Les images étaient douloureusement ennuyeuses, polies, comme le soulignent les auteurs, « bucoliques ordonnées et harmonieuses ».
Seuls les experts obtiennent la version compliquée
L’IA peut vraiment générer des images de réensauvagement écologiquement précises. Celui-ci réalisé avec Gemini, par exemple, capture le désordre et le chaos d'un paysage britannique véritablement réensauvage :

Toutefois, il ne le fait que lorsqu’on lui donne des instructions très précises sur les espèces, les paysages, les types d’habitats, etc. En d’autres termes, il faut savoir à quoi devrait ressembler un paysage réensauvagement pour en obtenir une image convaincante.
Pour la plupart des utilisateurs, le résultat est tout autre chose : une vision de la nature au plus petit dénominateur commun.
L’IA copie notre vision aseptisée du futur
Les paysages d’IA aseptisés produits dans la récente étude ne sont pas surprenants. Les chercheurs d'Aberdeen notent que les modèles s'inspirent des sources disponibles, notamment des médias sociaux et des sites Web d'initiatives environnementales et d'ONG promouvant le réensauvagement, telles que Cairngorm Connect et Knepp Estate Rewilding. Leurs visuels utilisaient souvent des perspectives aériennes, depuis des points de vue inaccessibles à l’aide de drones. Les animaux avaient tendance à être à la fois emblématiques mais aussi adorables, comme les castors ou les chats sauvages.
Les gens et nos structures telles que les maisons ou les bâtiments agricoles manquaient largement. Les reptiles, les amphibiens et les invertébrés étaient également absents.
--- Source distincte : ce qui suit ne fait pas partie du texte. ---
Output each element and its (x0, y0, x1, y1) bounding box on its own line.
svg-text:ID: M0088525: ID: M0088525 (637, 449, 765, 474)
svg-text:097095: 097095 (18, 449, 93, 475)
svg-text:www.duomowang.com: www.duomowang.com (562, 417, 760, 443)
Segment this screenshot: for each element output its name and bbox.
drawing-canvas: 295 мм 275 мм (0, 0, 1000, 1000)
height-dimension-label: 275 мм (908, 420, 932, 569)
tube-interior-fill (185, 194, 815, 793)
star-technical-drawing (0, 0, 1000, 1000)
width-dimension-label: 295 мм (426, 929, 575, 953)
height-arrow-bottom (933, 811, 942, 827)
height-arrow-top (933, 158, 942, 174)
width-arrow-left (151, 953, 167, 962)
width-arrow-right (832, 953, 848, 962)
Une préoccupation particulière des auteurs est que l'imagerie utilisée par les ONG exclut les processus, les espèces et les personnes qui pourraient remettre en question une vision étroite et conventionnelle de la nature embellie. Il n’est pas étonnant que l’IA évoque des paysages aseptisés, même si le véritable réensauvagement crée régulièrement des paysages qui constituent un défi esthétique, en particulier des terrains désordonnés et broussailleux.
Nous avons toujours discuté de ce à quoi devrait ressembler la nature
L’imagerie visuelle a depuis longtemps une puissante influence sur notre vision de la nature. Les paysages sauvages du Royaume-Uni étaient considérés avec dédain par les classes les plus distinguées. L'écrivain Daniel Defoe, dans son récit de voyage de 1726 en tournée à travers la Grande-Bretagne, a caractérisé la région des Lacs comme « entièrement aride et sauvage, sans utilité ni avantage pour l'homme ou la bête… Des collines infranchissables…. Toute la partie agréable de l'Angleterre est terminée ». Il n'était pas fan.
Le mouvement romantique renverse ce parti pris et vénère la beauté sublime ou parfois terrible du paysage. Par exemple, le célèbre tableau de Caspar David Friedrich de 1818, Vagabond au-dessus d'une mer de brouillard, avec un aventurier solitaire contemplant la vue lointaine des sommets et des nuages depuis un rocher.
Il y a une touche de sublime dans les paysages de l'IA, certainement le point de vue d'en haut. Cependant, le défi des projets de réensauvagement est que les paysages qui en résultent peuvent être nettement laids et désordonnés, certainement ni d'une beauté mélancolique ni d'un sublime dramatique.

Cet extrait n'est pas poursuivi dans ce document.